Toutes les vedettes issues de l’immigration, ou de minorités ethniques, et devenues des stars, millionnaires, auront compris bien mieux et plus vite que moi, ou que « Nous autres » qui n’avons pas su prendre le train du progrès, qu’il n’y aura de changement digne de ce nom que par la maîtrise du Commerce, des flux financiers, et de la masse monétaire. Du Cash, tel qu’on le voit s’effeuiller dans tous les clips de gangsta rap à travers la planète. Et qui s’écoule loin de nos yeux incrédules, en de doux Paradis. Des billets verts, des culs de strip-teaseuses, et des voitures de courses hors de prix… étant les attributs universels de la réussite et du pouvoir, - cf. Strauss-Khan -, il ne nous resterait qu’un seul chemin à emprunter si nous souhaitions, nous aussi, participer de l’orgie que se réservent nos nobles Princes, en leurs luxueuses villas, et autres salons sectaires, ou arrières salles de clubs, aux rituels d’un autre âge.
Eden in Back-Room…
La meilleur preuve de tous ces renoncements nécessaires est peut-être l’image d’un certain comique, anciennement considérable comme une « racaille » lambda, ayant réussi à s’élever au rang des Grands de ce monde, au point de faire ami-ami, dans la tribune présidentielle du Parc des Princes, avec un Président qui avait pourtant pour programme de le « karchériser », lui et les siens. Ou avec un autre Président, qui ; ennemi déclaré de la Finance et adepte des scooters ; les aura tous fait rêver jusqu’à les endormir comme Messmer. Ou bien encore, avec un certain Roi, dont il est bien peu prudent de critiquer le règne…

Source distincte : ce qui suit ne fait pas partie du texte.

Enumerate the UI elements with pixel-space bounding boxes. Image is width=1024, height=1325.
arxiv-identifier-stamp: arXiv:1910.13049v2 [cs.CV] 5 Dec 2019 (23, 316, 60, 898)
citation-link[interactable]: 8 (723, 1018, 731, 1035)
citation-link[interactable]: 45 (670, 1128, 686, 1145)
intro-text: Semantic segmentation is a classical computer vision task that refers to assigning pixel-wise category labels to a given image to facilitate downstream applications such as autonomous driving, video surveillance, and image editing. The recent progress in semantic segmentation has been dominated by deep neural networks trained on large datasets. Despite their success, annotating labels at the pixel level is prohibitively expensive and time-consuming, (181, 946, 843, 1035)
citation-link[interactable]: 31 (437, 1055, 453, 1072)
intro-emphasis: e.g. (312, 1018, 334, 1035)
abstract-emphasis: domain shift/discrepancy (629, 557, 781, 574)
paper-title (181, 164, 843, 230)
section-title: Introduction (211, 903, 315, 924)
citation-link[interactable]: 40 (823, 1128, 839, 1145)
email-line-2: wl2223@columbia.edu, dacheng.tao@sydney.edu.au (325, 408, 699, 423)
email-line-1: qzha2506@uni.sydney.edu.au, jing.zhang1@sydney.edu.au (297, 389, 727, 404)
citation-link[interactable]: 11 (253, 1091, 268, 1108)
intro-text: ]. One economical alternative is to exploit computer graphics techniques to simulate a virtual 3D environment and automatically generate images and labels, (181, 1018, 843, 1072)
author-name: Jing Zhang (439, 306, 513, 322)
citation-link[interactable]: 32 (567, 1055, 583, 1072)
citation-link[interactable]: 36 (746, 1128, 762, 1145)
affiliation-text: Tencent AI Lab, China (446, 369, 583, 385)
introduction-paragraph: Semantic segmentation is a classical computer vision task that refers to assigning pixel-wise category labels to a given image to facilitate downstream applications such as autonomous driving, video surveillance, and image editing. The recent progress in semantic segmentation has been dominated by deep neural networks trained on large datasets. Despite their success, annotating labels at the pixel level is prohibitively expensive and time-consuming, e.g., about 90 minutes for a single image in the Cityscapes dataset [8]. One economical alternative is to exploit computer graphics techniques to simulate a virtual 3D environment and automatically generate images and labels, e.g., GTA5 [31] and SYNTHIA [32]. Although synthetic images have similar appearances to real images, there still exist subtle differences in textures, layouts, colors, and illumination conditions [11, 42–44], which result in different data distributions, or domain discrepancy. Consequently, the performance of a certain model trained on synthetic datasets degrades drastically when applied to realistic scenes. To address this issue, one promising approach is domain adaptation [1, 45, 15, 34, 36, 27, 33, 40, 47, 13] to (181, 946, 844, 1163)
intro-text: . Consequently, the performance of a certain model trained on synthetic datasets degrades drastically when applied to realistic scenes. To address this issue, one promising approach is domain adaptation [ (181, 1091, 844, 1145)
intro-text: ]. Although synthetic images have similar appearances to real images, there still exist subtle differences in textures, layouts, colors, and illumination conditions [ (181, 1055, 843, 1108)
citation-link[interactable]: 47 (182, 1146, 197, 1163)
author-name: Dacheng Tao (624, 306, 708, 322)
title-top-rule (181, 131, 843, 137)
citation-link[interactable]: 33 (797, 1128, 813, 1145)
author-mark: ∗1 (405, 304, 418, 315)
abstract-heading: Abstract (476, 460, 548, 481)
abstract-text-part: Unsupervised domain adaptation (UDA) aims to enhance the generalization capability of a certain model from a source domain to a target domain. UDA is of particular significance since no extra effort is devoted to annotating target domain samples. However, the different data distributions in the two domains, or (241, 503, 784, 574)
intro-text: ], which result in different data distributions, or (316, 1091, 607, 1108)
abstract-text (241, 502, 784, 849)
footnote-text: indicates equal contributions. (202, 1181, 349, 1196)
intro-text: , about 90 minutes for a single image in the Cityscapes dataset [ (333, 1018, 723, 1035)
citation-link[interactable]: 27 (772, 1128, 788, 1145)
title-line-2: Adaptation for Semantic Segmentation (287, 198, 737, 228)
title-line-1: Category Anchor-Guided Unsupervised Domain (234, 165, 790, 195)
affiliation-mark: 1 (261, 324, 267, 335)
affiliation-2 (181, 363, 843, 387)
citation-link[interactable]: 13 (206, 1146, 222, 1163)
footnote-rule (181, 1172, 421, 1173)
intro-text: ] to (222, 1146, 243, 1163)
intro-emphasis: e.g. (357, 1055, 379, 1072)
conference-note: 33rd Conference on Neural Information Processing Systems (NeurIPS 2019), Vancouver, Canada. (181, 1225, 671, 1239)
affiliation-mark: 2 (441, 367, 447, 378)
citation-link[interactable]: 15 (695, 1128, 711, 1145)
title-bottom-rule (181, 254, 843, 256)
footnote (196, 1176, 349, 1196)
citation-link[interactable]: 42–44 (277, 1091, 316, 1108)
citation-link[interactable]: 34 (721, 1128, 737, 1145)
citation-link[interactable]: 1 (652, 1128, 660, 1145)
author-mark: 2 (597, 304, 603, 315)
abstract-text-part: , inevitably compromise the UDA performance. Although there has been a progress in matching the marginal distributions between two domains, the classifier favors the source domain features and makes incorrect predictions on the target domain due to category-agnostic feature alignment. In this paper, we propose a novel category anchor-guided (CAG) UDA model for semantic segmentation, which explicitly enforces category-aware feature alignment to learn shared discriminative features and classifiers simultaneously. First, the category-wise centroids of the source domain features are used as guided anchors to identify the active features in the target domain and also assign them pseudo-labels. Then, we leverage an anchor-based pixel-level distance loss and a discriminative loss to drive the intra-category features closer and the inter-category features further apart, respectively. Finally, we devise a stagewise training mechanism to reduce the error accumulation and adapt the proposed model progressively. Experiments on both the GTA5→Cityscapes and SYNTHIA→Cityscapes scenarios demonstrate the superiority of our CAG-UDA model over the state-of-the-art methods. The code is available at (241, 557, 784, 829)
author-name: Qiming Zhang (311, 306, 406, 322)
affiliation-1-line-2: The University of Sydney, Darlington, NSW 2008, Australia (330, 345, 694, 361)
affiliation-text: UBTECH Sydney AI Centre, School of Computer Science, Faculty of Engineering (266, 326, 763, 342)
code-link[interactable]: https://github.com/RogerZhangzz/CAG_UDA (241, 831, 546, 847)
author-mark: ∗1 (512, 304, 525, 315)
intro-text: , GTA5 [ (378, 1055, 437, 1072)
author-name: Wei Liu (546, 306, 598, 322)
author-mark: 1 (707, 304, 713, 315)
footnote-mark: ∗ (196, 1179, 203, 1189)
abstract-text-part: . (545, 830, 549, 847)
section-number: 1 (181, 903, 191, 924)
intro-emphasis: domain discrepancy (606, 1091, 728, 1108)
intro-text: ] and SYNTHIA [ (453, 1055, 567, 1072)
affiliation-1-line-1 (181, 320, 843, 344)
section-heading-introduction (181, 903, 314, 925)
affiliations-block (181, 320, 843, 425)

De Machiavel à Nietzsche, et de Nostradamus à Darwin, ou Einstein, en passant par le Marquis de Sade, l’évolution du vivant, autant du point de vue politique que biologique, ne se soucie que peu de quelque moralité que ce soit. Ainsi, qu’on le veuille ou non, et qu’on le comprenne ou pas, la suite sera marquée par des revanches amères. Souvent même armées. Des parcours sans pitié. Des renversements de régimes. Et des nouveaux-riches, « nègres de maisons », ou autres « bicots des stades », ou quelques Robinsons-olé-olé des îles désertes, qui pensent ainsi agir dans le sens d’une inversion des schémas de l’Histoire. Faut-il y croire ? Oui ! Plus d’un peuple fut libéré de ses jougs, par la puissance et l’appétit des faibles. Misérables, aidés par une forme de Providence qui ne supporte jamais les dominations éternelles. Sans sourciller. Comme sinus appelle co…
Sinus ou Caïn-e.
Alors à charge à nous d’accepter, voir de valoriser ou de promotionner, des inversions souhaitables des ordres qui nous animent. Et des règles qui nous lient. Dans les limites qui nous paraîtront à chacun être celles de L’ : Ethique. Propre.
Ou sale !... Comme dit Moha.
Paix à sa Mère. Et à tous les quartiers de France. De Navarre. Et de Bamboulie.